Portage is a city in Columbia County, Wisconsin, United States. The city uses the slogan "Where the North Begins". The population was 9,728 at the 2000 census. It is the county seat of Columbia County. Portage is named for the Fox-Wisconsin Waterway, a portage between the Fox River and the Wisconsin River which was recognized by Jacques Marquette and Louis Joliet during their discovery of a route to the Mississippi River in 1673. Portage is part of the Madison Metro Area
According to the United States Census Bureau, the city has a total area of 9.0 square miles (23.4 km²), of which, 8.3 square miles (21.5 km²) of it is land and 0.7 square miles (1.9 km²) of it (8.09%) is water.
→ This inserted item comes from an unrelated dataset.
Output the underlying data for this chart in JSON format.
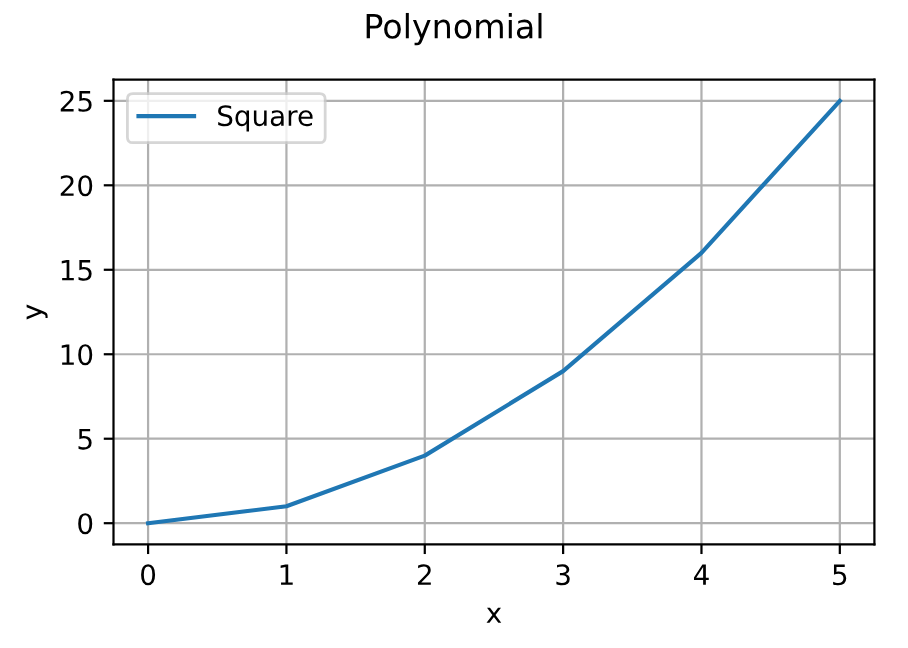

There were 3,770 households out of which 30.1% had children under the age of 18 living with them, 44.5% were married couples living together, 10.7% had a female householder with no husband present, and 40.9% were non-families. 34.5% of all households were made up of individuals and 14.4% had someone living alone who was 65 years of age or older. The average household size was 2.30 and the average family size was 2.96.
In the city the population was spread out with 23.3% under the age of 18, 10.6% from 18 to 24, 31.7% from 25 to 44, 19.3% from 45 to 64, and 15.2% who were 65 years of age or older. The median age was 36 years. For every 100 females there were 106.1 males. For every 100 females age 18 and over, there were 108.7 males.
The median income for a household in the city was $35,815, and the median income for a family was $44,804. Males had a median income of $33,158 versus $23,478 for females. The per capita income for the city was $18,039. About 4.6% of families and 7.2% of the population were below the poverty line, including 7.5% of those under age 18 and 7.8% of those age 65 or over.
The Native American tribes that once lived here, and later the European traders and settlers, took advantage of the lowlands between the Fox and Wisconsin Rivers as a natural “portage,” which eventually lends itself to the name of the community, taken from the word the French fur traders used to describe the place, “le portage.” As a portage, this community developed as a center of commerce and trade, and later, a canal was constructed to facilitate this trade. When the railroads came through, it continued in this role.
Portage emerged at this place because of its unique position along the one and a half mile strip of marshy floodplain between the Fox and Wisconsin Rivers. by the end of the 17th century, the Fox-Wisconsin waterway, linked at The Portage, served as the major fur trade thoroughfare between Green Bay and Prairie du Chien. It was not until the 1780s and 1790s that traders built their posts and warehouses at each end of The Portage. In 1828, the federal government recognized the strategic economic importance of The Portage and built Fort Winnebago at the Fox River end. After 15 years of controversy, Winnebago settlement (now Portage) won the county seat in 1851. The community incorporated as Portage City in 1854.
The Portage business district lies along a hillside which overlooks the Portage Canal. The buildings now in the city's downtown were once part of a bustling, urban commercial center serving a large region across north central Wisconsin. The building of the city paralleled its commercial prominence between the end of the American Civil War and the second decade of the 20th century.